From Hificritic
Audionote CD/DAC 5/6 notes by designer Andy Grove
(came too late for consideration in the review description )
5th Element..well...
Briefly the concept arose from me thinking about the SPDIF interface. I’d been researching and thinking about ways to improve it, and came to the conclusion that the best way to treat it was to think of it as an analogue transmission line.
If you start with the idea that a separate DAC and transport are superior to an integrated player, then you need a way to connect them together.
Now, transmission lines generally require a defined impedance at each end, at the transmit and receive ends and, really, a digital gate doesn’t provide this so I had to come up with a way to buffer the digital internals of the DAC (and the CD player) to provide a nice analogue impedance for the transmission line.

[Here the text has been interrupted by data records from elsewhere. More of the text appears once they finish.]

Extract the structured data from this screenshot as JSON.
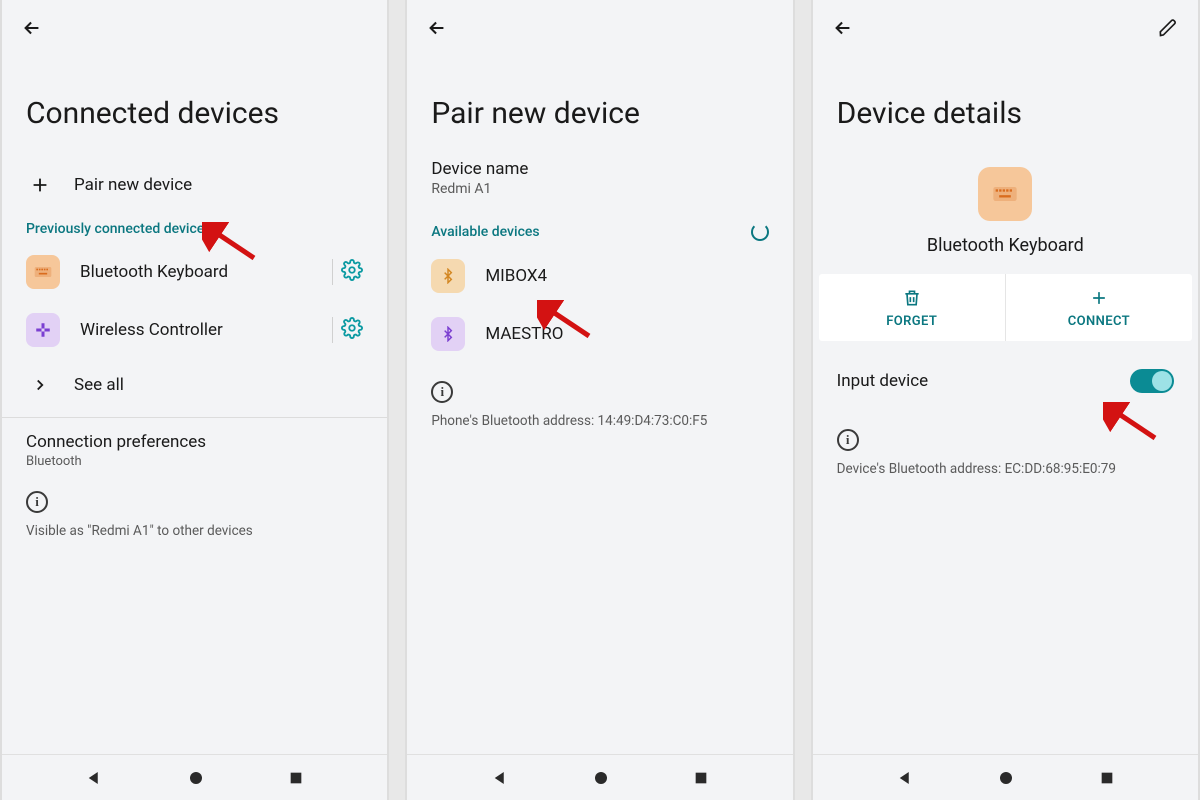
{
  "colors": {
    "teal": "#0b7780",
    "tealIcon": "#0b9aa2"
  },
  "screen1": {
    "title": "Connected devices",
    "pair_new": "Pair new device",
    "prev_header": "Previously connected devices",
    "devices": [
      {
        "name": "Bluetooth Keyboard",
        "icon": "keyboard",
        "tint": "orange"
      },
      {
        "name": "Wireless Controller",
        "icon": "gamepad",
        "tint": "purple"
      }
    ],
    "see_all": "See all",
    "connection_prefs": {
      "title": "Connection preferences",
      "subtitle": "Bluetooth"
    },
    "visibility_note": "Visible as \"Redmi A1\" to other devices"
  },
  "screen2": {
    "title": "Pair new device",
    "device_name_label": "Device name",
    "device_name_value": "Redmi A1",
    "available_header": "Available devices",
    "available": [
      {
        "name": "MIBOX4",
        "tint": "lorange"
      },
      {
        "name": "MAESTRO",
        "tint": "purple"
      }
    ],
    "bt_address_label": "Phone's Bluetooth address: 14:49:D4:73:C0:F5"
  },
  "screen3": {
    "title": "Device details",
    "device_name": "Bluetooth Keyboard",
    "forget": "FORGET",
    "connect": "CONNECT",
    "input_device_label": "Input device",
    "input_device_on": true,
    "bt_address_label": "Device's Bluetooth address: EC:DD:68:95:E0:79"
  }
}
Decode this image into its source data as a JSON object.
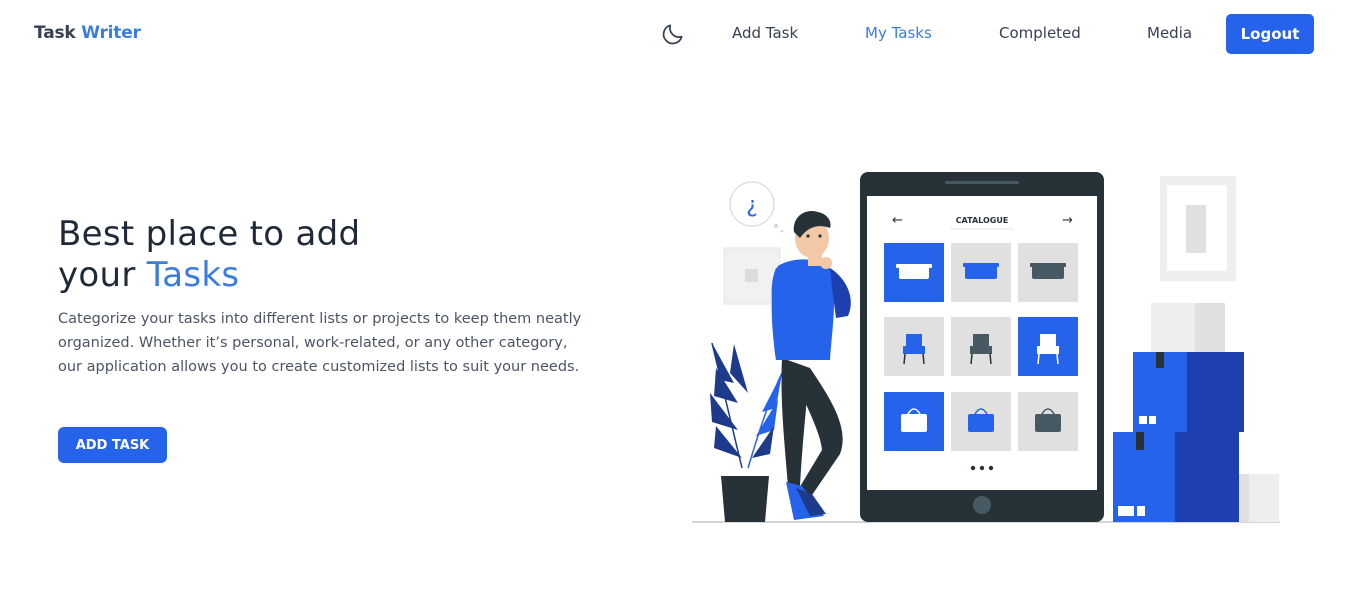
{
  "brand": {
    "part1": "Task",
    "part2": "Writer"
  },
  "nav": {
    "theme_icon": "moon-icon",
    "links": [
      {
        "label": "Add Task",
        "active": false
      },
      {
        "label": "My Tasks",
        "active": true
      },
      {
        "label": "Completed",
        "active": false
      },
      {
        "label": "Media",
        "active": false
      }
    ],
    "logout_label": "Logout"
  },
  "hero": {
    "title_line1": "Best place to add",
    "title_line2_prefix": "your",
    "title_line2_accent": "Tasks",
    "description": "Categorize your tasks into different lists or projects to keep them neatly organized. Whether it’s personal, work-related, or any other category, our application allows you to create customized lists to suit your needs.",
    "cta_label": "ADD TASK"
  },
  "illustration": {
    "screen_title": "CATALOGUE",
    "question_mark": "¿"
  },
  "colors": {
    "primary": "#2563eb",
    "accent_text": "#3b7ddd",
    "dark": "#263238"
  }
}
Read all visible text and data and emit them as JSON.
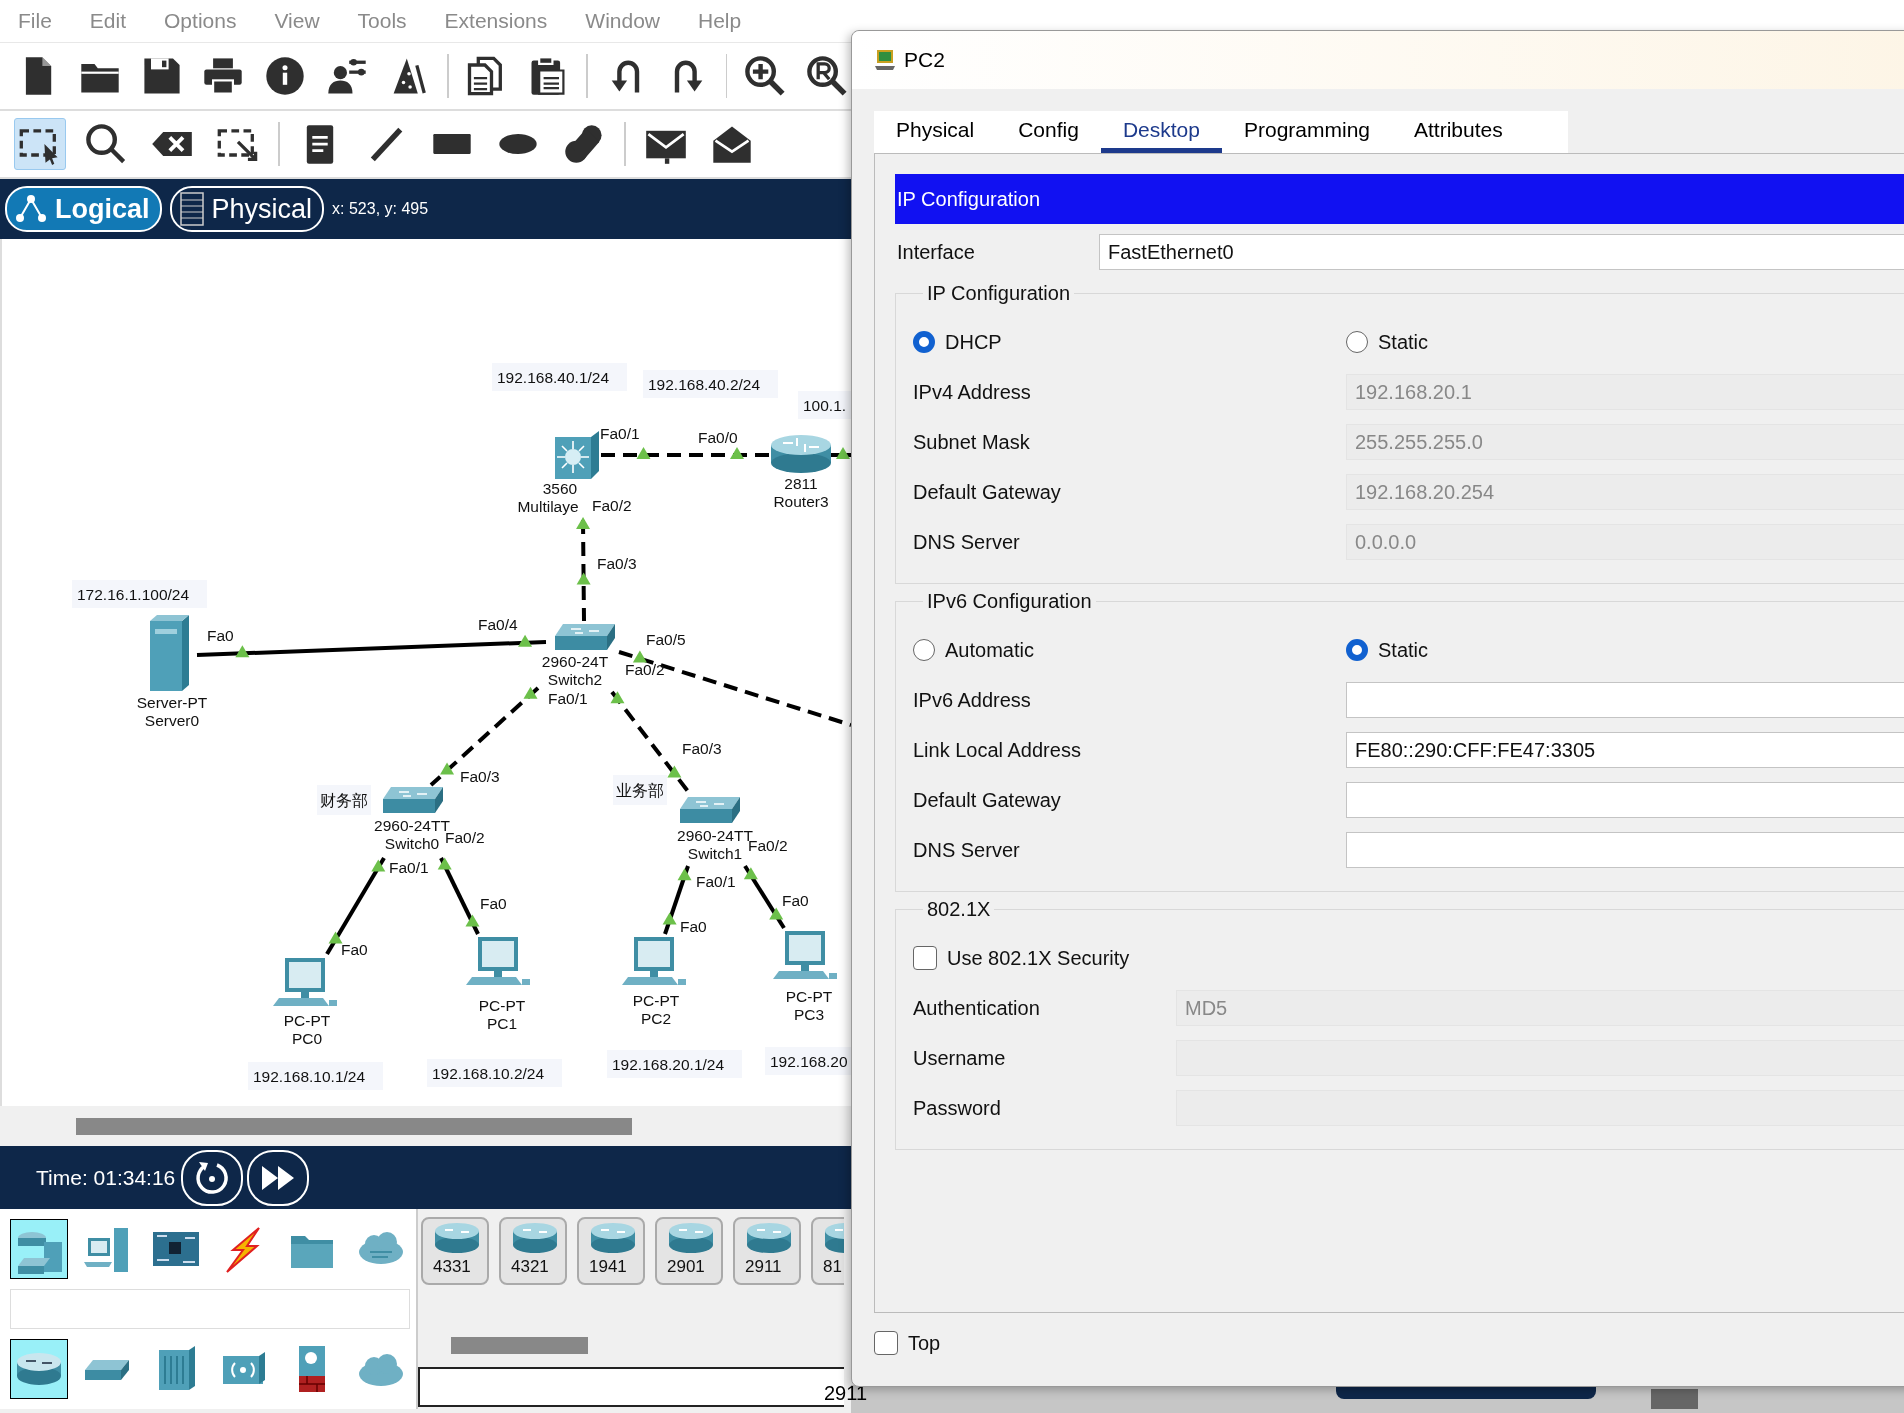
{
  "menu": [
    "File",
    "Edit",
    "Options",
    "View",
    "Tools",
    "Extensions",
    "Window",
    "Help"
  ],
  "edit_tools": [
    {
      "selected": true
    },
    {
      "selected": false
    },
    {
      "selected": false
    },
    {
      "selected": false
    },
    {
      "selected": false
    },
    {
      "selected": false
    },
    {
      "selected": false
    },
    {
      "selected": false
    },
    {
      "selected": false
    },
    {
      "selected": false
    },
    {
      "selected": false
    }
  ],
  "workspace_tabs": [
    {
      "label": "Logical",
      "selected": true
    },
    {
      "label": "Physical",
      "selected": false
    }
  ],
  "cursor_position": "x: 523, y: 495",
  "topology": {
    "links": [
      {
        "kind": "dashed"
      },
      {
        "kind": "solid"
      },
      {
        "kind": "dashed"
      },
      {
        "kind": "solid"
      },
      {
        "kind": "dashed"
      },
      {
        "kind": "dashed"
      },
      {
        "kind": "dashed"
      },
      {
        "kind": "solid"
      },
      {
        "kind": "solid"
      },
      {
        "kind": "solid"
      },
      {
        "kind": "solid"
      }
    ],
    "devices": [
      {
        "kind": "multilayer",
        "lines": [
          "3560",
          "Multilaye"
        ]
      },
      {
        "kind": "router",
        "lines": [
          "2811",
          "Router3"
        ]
      },
      {
        "kind": "switch",
        "lines": [
          "2960-24T",
          "Switch2"
        ]
      },
      {
        "kind": "server",
        "lines": [
          "Server-PT",
          "Server0"
        ]
      },
      {
        "kind": "switch",
        "lines": [
          "2960-24TT",
          "Switch0"
        ]
      },
      {
        "kind": "switch",
        "lines": [
          "2960-24TT",
          "Switch1"
        ]
      },
      {
        "kind": "pc",
        "lines": [
          "PC-PT",
          "PC0"
        ]
      },
      {
        "kind": "pc",
        "lines": [
          "PC-PT",
          "PC1"
        ]
      },
      {
        "kind": "pc",
        "lines": [
          "PC-PT",
          "PC2"
        ]
      },
      {
        "kind": "pc",
        "lines": [
          "PC-PT",
          "PC3"
        ]
      }
    ],
    "ip_labels": [
      "192.168.40.1/24",
      "192.168.40.2/24",
      "100.1.",
      "172.16.1.100/24",
      "192.168.10.1/24",
      "192.168.10.2/24",
      "192.168.20.1/24",
      "192.168.20"
    ],
    "area_labels": [
      "财务部",
      "业务部"
    ],
    "port_labels": [
      "Fa0/1",
      "Fa0/0",
      "Fa0/2",
      "Fa0/3",
      "Fa0",
      "Fa0/4",
      "Fa0/5",
      "Fa0/2",
      "Fa0/1",
      "Fa0/3",
      "Fa0/3",
      "Fa0/2",
      "Fa0/1",
      "Fa0",
      "Fa0",
      "Fa0/2",
      "Fa0/1",
      "Fa0",
      "Fa0"
    ]
  },
  "simulation": {
    "time": "Time: 01:34:16"
  },
  "device_categories": [
    {
      "selected": true
    },
    {
      "selected": false
    },
    {
      "selected": false
    },
    {
      "selected": false
    },
    {
      "selected": false
    },
    {
      "selected": false
    }
  ],
  "device_subcategories": [
    {
      "selected": true
    },
    {
      "selected": false
    },
    {
      "selected": false
    },
    {
      "selected": false
    },
    {
      "selected": false
    },
    {
      "selected": false
    }
  ],
  "device_models": [
    "4331",
    "4321",
    "1941",
    "2901",
    "2911",
    "81"
  ],
  "model_field": "2911",
  "dialog": {
    "title": "PC2",
    "tabs": [
      {
        "label": "Physical",
        "selected": false
      },
      {
        "label": "Config",
        "selected": false
      },
      {
        "label": "Desktop",
        "selected": true
      },
      {
        "label": "Programming",
        "selected": false
      },
      {
        "label": "Attributes",
        "selected": false
      }
    ],
    "header": "IP Configuration",
    "interface": {
      "label": "Interface",
      "value": "FastEthernet0"
    },
    "ipv4": {
      "legend": "IP Configuration",
      "modes": [
        {
          "label": "DHCP",
          "selected": true
        },
        {
          "label": "Static",
          "selected": false
        }
      ],
      "fields": [
        {
          "label": "IPv4 Address",
          "value": "192.168.20.1",
          "disabled": true
        },
        {
          "label": "Subnet Mask",
          "value": "255.255.255.0",
          "disabled": true
        },
        {
          "label": "Default Gateway",
          "value": "192.168.20.254",
          "disabled": true
        },
        {
          "label": "DNS Server",
          "value": "0.0.0.0",
          "disabled": true
        }
      ]
    },
    "ipv6": {
      "legend": "IPv6 Configuration",
      "modes": [
        {
          "label": "Automatic",
          "selected": false
        },
        {
          "label": "Static",
          "selected": true
        }
      ],
      "fields": [
        {
          "label": "IPv6 Address",
          "disabled": false
        },
        {
          "label": "Link Local Address",
          "value": "FE80::290:CFF:FE47:3305",
          "disabled": false
        },
        {
          "label": "Default Gateway",
          "disabled": false
        },
        {
          "label": "DNS Server",
          "disabled": false
        }
      ]
    },
    "dot1x": {
      "legend": "802.1X",
      "use_security": {
        "label": "Use 802.1X Security",
        "checked": false
      },
      "fields": [
        {
          "label": "Authentication",
          "value": "MD5",
          "disabled": true
        },
        {
          "label": "Username",
          "disabled": true
        },
        {
          "label": "Password",
          "disabled": true
        }
      ]
    },
    "top": {
      "label": "Top",
      "checked": false
    }
  }
}
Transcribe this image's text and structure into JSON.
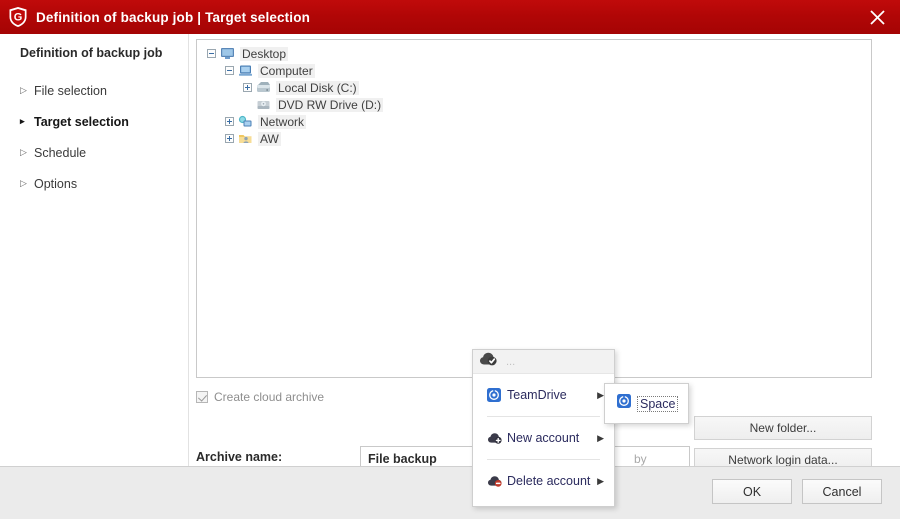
{
  "window": {
    "title": "Definition of backup job | Target selection",
    "logo_icon": "gdata-shield-icon",
    "close_icon": "close-icon",
    "titlebar_color": "#b00606"
  },
  "sidebar": {
    "heading": "Definition of backup job",
    "items": [
      {
        "label": "File selection",
        "icon": "chevron-right-icon",
        "active": false
      },
      {
        "label": "Target selection",
        "icon": "chevron-right-icon",
        "active": true
      },
      {
        "label": "Schedule",
        "icon": "chevron-right-icon",
        "active": false
      },
      {
        "label": "Options",
        "icon": "chevron-right-icon",
        "active": false
      }
    ]
  },
  "tree": {
    "nodes": [
      {
        "label": "Desktop",
        "icon": "monitor-icon",
        "state": "expanded",
        "depth": 0
      },
      {
        "label": "Computer",
        "icon": "computer-icon",
        "state": "expanded",
        "depth": 1
      },
      {
        "label": "Local Disk (C:)",
        "icon": "harddisk-icon",
        "state": "collapsed",
        "depth": 2
      },
      {
        "label": "DVD RW Drive (D:)",
        "icon": "dvd-drive-icon",
        "state": "leaf",
        "depth": 2
      },
      {
        "label": "Network",
        "icon": "network-icon",
        "state": "collapsed",
        "depth": 1
      },
      {
        "label": "AW",
        "icon": "user-folder-icon",
        "state": "collapsed",
        "depth": 1
      }
    ]
  },
  "options": {
    "cloud_archive_label": "Create cloud archive",
    "cloud_archive_checked": true,
    "archive_name_label": "Archive name:",
    "archive_name_value": "File backup",
    "archive_name_placeholder": "File backup",
    "obscured_text": "by"
  },
  "buttons": {
    "new_folder": "New folder...",
    "network_login": "Network login data...",
    "ok": "OK",
    "cancel": "Cancel"
  },
  "context_menu": {
    "header_icon": "cloud-check-icon",
    "header_text": "...",
    "items": [
      {
        "label": "TeamDrive",
        "icon": "teamdrive-icon",
        "submenu_icon": "submenu-arrow-icon",
        "has_submenu": true
      },
      {
        "label": "New account",
        "icon": "cloud-add-icon",
        "submenu_icon": "submenu-arrow-icon",
        "has_submenu": true
      },
      {
        "label": "Delete account",
        "icon": "cloud-delete-icon",
        "submenu_icon": "submenu-arrow-icon",
        "has_submenu": true
      }
    ]
  },
  "submenu": {
    "icon": "teamdrive-icon",
    "label": "Space"
  }
}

To do that I first of all started to think about a solid state solution, but then I thought I may as well just go all the way and do it with valves, my preferred devices. Starting there I designed both a simple transformer coupled stage with a EF800 pentode, and also a small data transformer one at the transmit end and one at the receive end.
And these are wideband SE, Class A, transformer coupled stages.
I built the prototype for just one end (I can’t remember which, transmit or receive) and gave it a listen. The result was subtle in some ways, yet obvious in others, colours were improved and the HF became more silky and less digital sounding. With this in mind I built a complete system, transmit and receive, and tried that, and the results were even better.
So, it was now obvious that you needed it at both ends of the cable to get the full benefit.
I did these experiments with one of our lower end DACs, but I discussed with Peter and Andy W and we decided that we should make a kind of super DAC 5, using the PSU from the M9 preamp to power the analogue stages. This DAC would have the receiving buffer while the forthcoming CDT-6 would have the transmitting buffer. I also designed a new I/V transformer, using the massive custom Permalloy core which we were currently using in the AN-S9 moving coil step up.
It all came together, and the first proper DAC arrived here, all built with the new parts and technologies. I checked it over, adjusted it and put it in the listening area. Andy Whittle ( sales) and Peter sat down to check it out.
I went back to my lab for a bit and went back down again after the unit had run for 20 minutes, only to walk through the door and see Peter and Andy with their mouths and eyes wide open!
Result!
The name came about because we wanted it to show it’s relationship to the DAC5, but we wanted to show it was separate too. I was talking with Peter Q and said “well, Quintessence is the 5th Element” and Peter said “that’s it, we’ll call it The Fifth Element” and oddly enough, a couple of days later we saw a scientific journal headline about fundamental forces and came up with the idea of the PSU being called The Fifth Force.